Former Nixon White House Counsel John Dean is an admirer of Harding's and has called the works of White and Adams "remarkably unbalanced and unfair accounts, exaggerating the negative, assigning responsibility to Harding for all wrongs, and denying him credit for anything done right. Today there is considerable evidence refuting their portrayals of Harding. Yet the myth has persisted."
Harding's death gave rise to a number of conspiracy theories that he may have been murdered. This theory has never been taken seriously. The leading proponent of this theory was a former FBI agent with a reputation for dishonesty named Gaston Means. Means wrote a book entitled "The Strange Death of President Harding" in which he suggested that Harding had been murdered by first lady Florence Harding, who refused to consent to an autopsy following the strange circumstances of her husband's death. Means served a two year sentence for perjury and was considered to be a notorious con man.

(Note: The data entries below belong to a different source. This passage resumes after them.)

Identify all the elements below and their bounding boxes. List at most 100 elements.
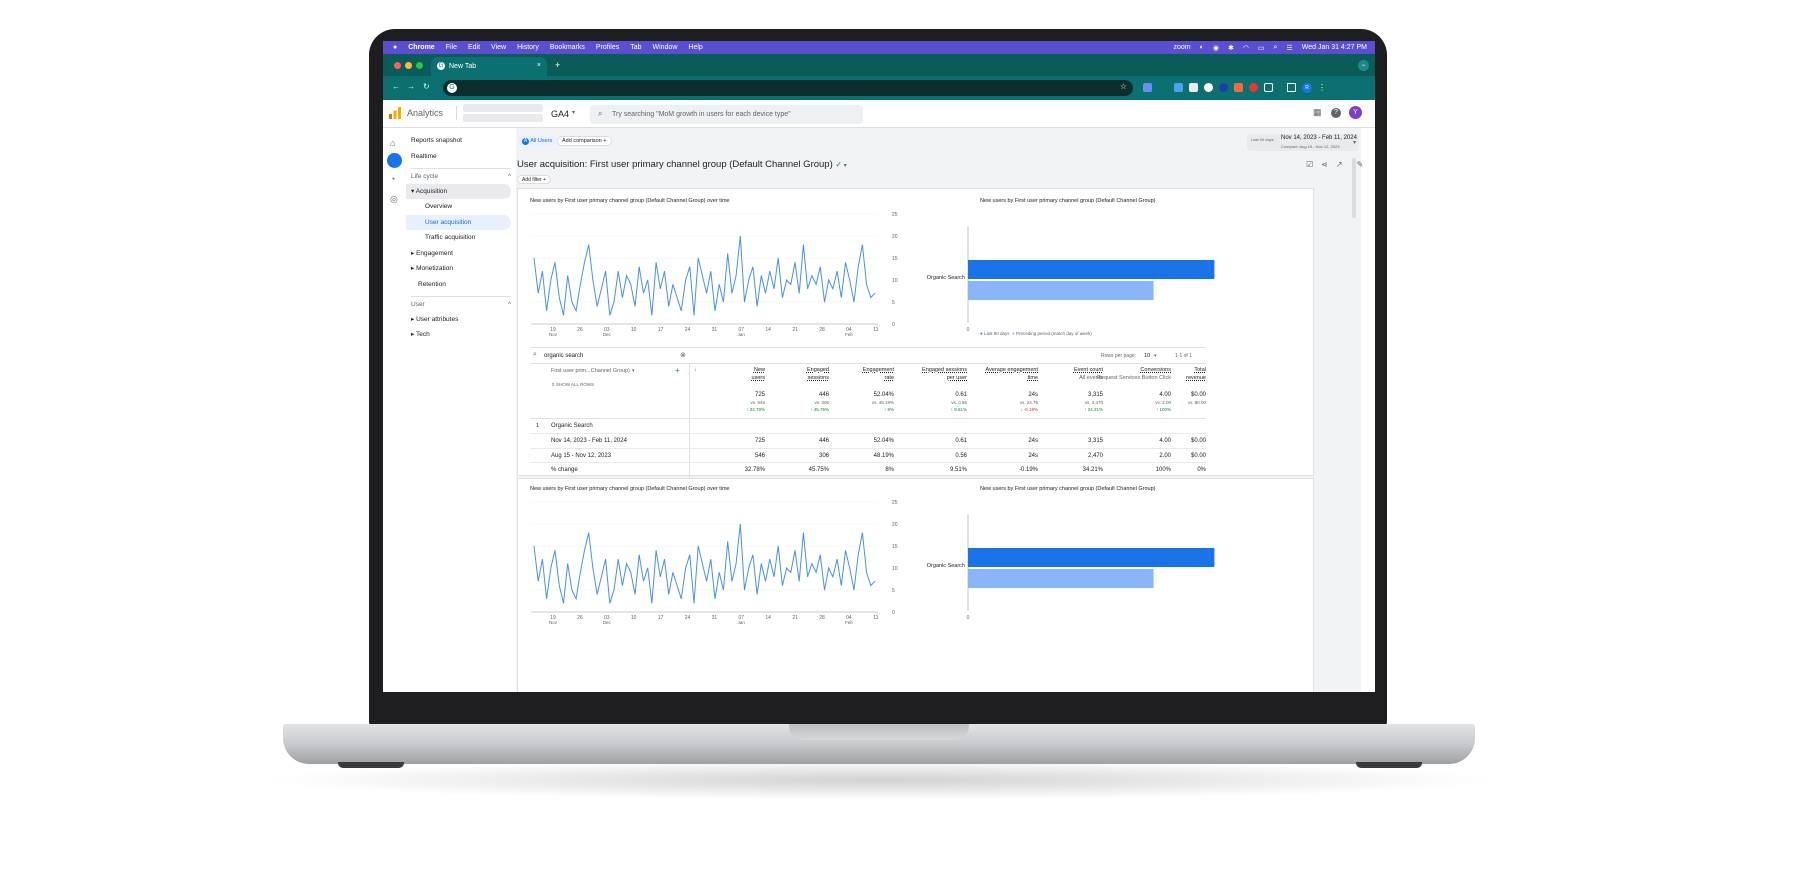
reload-icon[interactable]: ↻ [423,82,430,91]
extensions-puzzle-icon[interactable] [1264,83,1273,92]
zoom-status[interactable]: zoom [1173,44,1190,51]
menubar-app-name[interactable]: Chrome [408,44,434,51]
nav-user-acquisition[interactable]: User acquisition [406,214,511,230]
data-point [819,554,821,556]
table-row[interactable]: % change 32.78% 45.75% 8% 9.51% -0.19% 34.21% 1… [530,462,1206,476]
scrollbar[interactable] [1352,158,1356,218]
column-header[interactable]: New users [752,366,765,382]
extension-icon[interactable] [1189,83,1198,92]
extension-icon[interactable] [1234,83,1243,92]
menu-profiles[interactable]: Profiles [596,44,619,51]
account-avatar[interactable]: Y [1349,106,1362,119]
extension-icon[interactable] [1219,83,1228,92]
segment-chip[interactable]: A All Users [518,136,557,146]
nav-reports-snapshot[interactable]: Reports snapshot [411,133,511,149]
property-dropdown-icon[interactable]: ▾ [572,109,575,116]
menu-bookmarks[interactable]: Bookmarks [550,44,585,51]
menu-view[interactable]: View [491,44,506,51]
nav-user-attributes[interactable]: ▸ User attributes [411,312,511,328]
search-input[interactable]: ⌕ Try searching "MoM growth in users for… [590,105,863,124]
analytics-logo-icon[interactable] [389,107,401,119]
battery-icon[interactable]: ▭ [1258,44,1265,52]
apple-icon[interactable]: ● [393,44,397,51]
maximize-window-button[interactable] [416,62,423,69]
chrome-menu-icon[interactable]: ⋮ [1318,83,1326,93]
table-search-input[interactable]: organic search [544,353,583,359]
nav-tech[interactable]: ▸ Tech [411,327,511,343]
spotlight-icon[interactable]: ⌕ [1274,44,1278,52]
reports-icon[interactable] [387,153,402,168]
extension-icon[interactable] [1204,83,1213,92]
home-icon[interactable]: ⌂ [390,138,395,148]
account-sub-redacted[interactable] [463,114,543,122]
nav-monetization[interactable]: ▸ Monetization [411,261,511,277]
column-header[interactable]: Engaged sessions [807,366,829,382]
nav-section-user[interactable]: User ^ [411,296,511,312]
menu-tab[interactable]: Tab [630,44,641,51]
extension-icon[interactable] [1249,83,1258,92]
status-icon[interactable]: ◉ [1213,44,1219,52]
column-header[interactable]: Engagement rate [863,366,894,382]
menubar-clock[interactable]: Wed Jan 31 4:27 PM [1302,44,1367,51]
close-tab-icon[interactable]: × [537,62,541,69]
nav-engagement[interactable]: ▸ Engagement [411,246,511,262]
column-header[interactable]: Total revenue [1186,366,1206,382]
bookmark-star-icon[interactable]: ☆ [1120,82,1127,91]
nav-overview[interactable]: Overview [411,199,511,215]
menu-history[interactable]: History [517,44,539,51]
side-panel-icon[interactable] [1287,83,1296,92]
line-chart[interactable]: 051015202519Nov26 03Dec10 17 24 31 07Jan14 21 2… [528,211,908,346]
table-row[interactable]: Aug 15 - Nov 12, 2023 546 306 48.19% 0.56 24s… [530,447,1206,462]
nav-section-life-cycle[interactable]: Life cycle ^ [411,168,511,184]
data-point [748,279,750,281]
data-point [550,567,552,569]
table-row[interactable]: Nov 14, 2023 - Feb 11, 2024 725 446 52.04% 0… [530,433,1206,447]
insights-icon[interactable]: ↗ [1336,160,1343,169]
date-range-picker[interactable]: Last 90 days Nov 14, 2023 - Feb 11, 2024… [1247,134,1359,151]
nav-retention[interactable]: Retention [411,277,511,293]
property-selector[interactable]: GA4 [551,109,569,119]
edit-pencil-icon[interactable]: ✎ [1357,160,1364,169]
status-icon[interactable]: ✱ [1228,44,1234,52]
forward-icon[interactable]: → [407,82,415,91]
add-comparison-button[interactable]: Add comparison + [557,136,612,146]
account-name-redacted[interactable] [463,104,543,112]
tab-search-icon[interactable]: ⌄ [1358,60,1369,71]
line-chart[interactable]: 051015202519Nov26 03Dec10 17 24 31 07Jan14 21 2… [528,499,908,634]
control-center-icon[interactable]: ☰ [1286,44,1292,52]
menu-help[interactable]: Help [688,44,702,51]
data-point [596,306,598,307]
new-tab-button[interactable]: + [555,60,560,70]
close-window-button[interactable] [394,62,401,69]
help-icon[interactable]: ? [1331,108,1341,118]
share-icon[interactable]: ⋖ [1321,160,1328,169]
wifi-icon[interactable]: ◠ [1243,44,1249,52]
bar-chart[interactable]: Organic Search 0 [916,499,1296,634]
menu-window[interactable]: Window [653,44,678,51]
menu-edit[interactable]: Edit [468,44,480,51]
nav-acquisition[interactable]: ▾ Acquisition [406,183,511,199]
customize-report-icon[interactable]: ☑ [1306,160,1313,169]
explore-icon[interactable]: ◔ [390,174,395,184]
apps-grid-icon[interactable]: ▦ [1313,107,1322,118]
menu-file[interactable]: File [446,44,457,51]
browser-tab[interactable]: G New Tab × [431,57,547,76]
nav-realtime[interactable]: Realtime [411,149,511,165]
rows-per-page-select[interactable]: 10 [1144,353,1150,359]
column-header[interactable]: Conversions Request Services Button Click [1097,366,1171,382]
nav-traffic-acquisition[interactable]: Traffic acquisition [411,230,511,246]
title-dropdown-icon[interactable]: ▾ [842,163,847,169]
column-header[interactable]: Average engagement time [986,366,1039,382]
add-filter-button[interactable]: Add filter + [517,175,552,184]
extension-icon[interactable] [1174,83,1183,92]
minimize-window-button[interactable] [405,62,412,69]
advertising-icon[interactable]: ◎ [390,194,398,205]
back-icon[interactable]: ← [392,82,400,91]
extension-icon[interactable] [1143,83,1152,92]
address-bar[interactable]: G ☆ [443,80,1133,96]
profile-avatar[interactable]: R [1302,83,1312,93]
bar-chart[interactable]: Organic Search 0 [916,211,1296,346]
column-header[interactable]: Engaged sessions per user [922,366,967,382]
status-icon[interactable]: ◐ [1200,44,1204,51]
clear-search-icon[interactable]: ⊗ [680,351,686,359]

The opening of Harding's papers for research in 1964 spawned more Harding biographies. The most controversial was Francis Russell's "The Shadow of Blooming Grove (1968), which made the argument that the rumors that Harding had African-American ancestry adversely affected Harding's judgement. This was what the word "shadow" in the title alluded to. A more credible biography of Harding was written in 1969 by Robert K, Murray called "The Harding Era". It took a more positive view of Harding considered him in the context of his times. In 2004, John Dean wrote the Harding volume for The American Presidents series more charitable towards Harding, noting Harding's political courage in addressing a segregated audience in Birmingham Alabama and telling them that they were wrong in their views of civil rights, or in commuting the sentence of political prisoner Eugene Debs.

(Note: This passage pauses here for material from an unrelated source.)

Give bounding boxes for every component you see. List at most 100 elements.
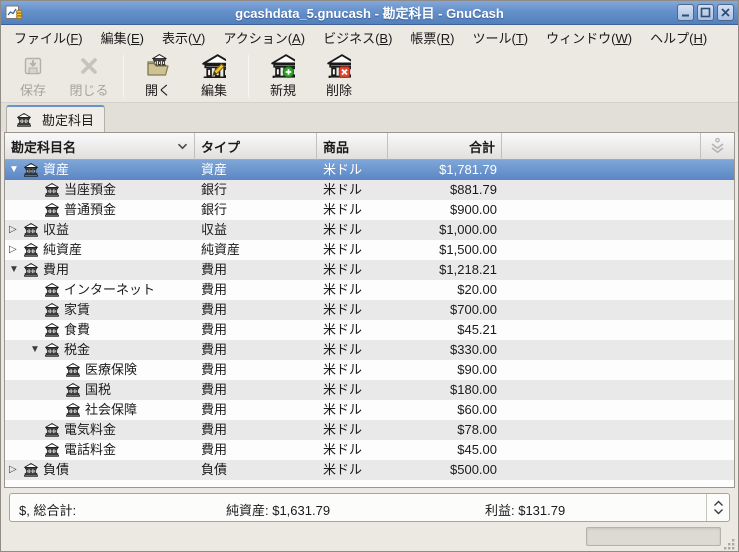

Harding has traditionally been ranked as one of the worst presidents. In a 1948 poll conducted by Harvard University, Harding ranked last among the 29 presidents considered. He has also been last in some other polls since. Murray argued that Harding deserves more credit than historians have given. He argues, "His administration was superior to a sizable portion of those in the nation's history." More recently, some historians suggest that it is time for a reconsideration of Harding's presidency. Perhaps his most objective biographer, Robert Murray, suggests a middle of the road approach, crediting Harding for the positive accomplishments of his administration, but also requiring him to take responsibility for what went wrong. Murray wrote: "In the American system, there is no such thing as an innocent bystander in the White House. If Harding can rightly claim the achievements of a Hughes in State or a Hoover in Commerce, he must also shoulder responsibility for a Daugherty in Justice and a Fall in Interior. Especially must he bear the onus of his lack of punitive action against such men as Forbes and Smith. By his inaction, he forfeited whatever chance he had to maintain the integrity of his position and salvage a favorable image for himself and his administration. As it was, the subsequent popular and scholarly negative verdict was inevitable, if not wholly deserved."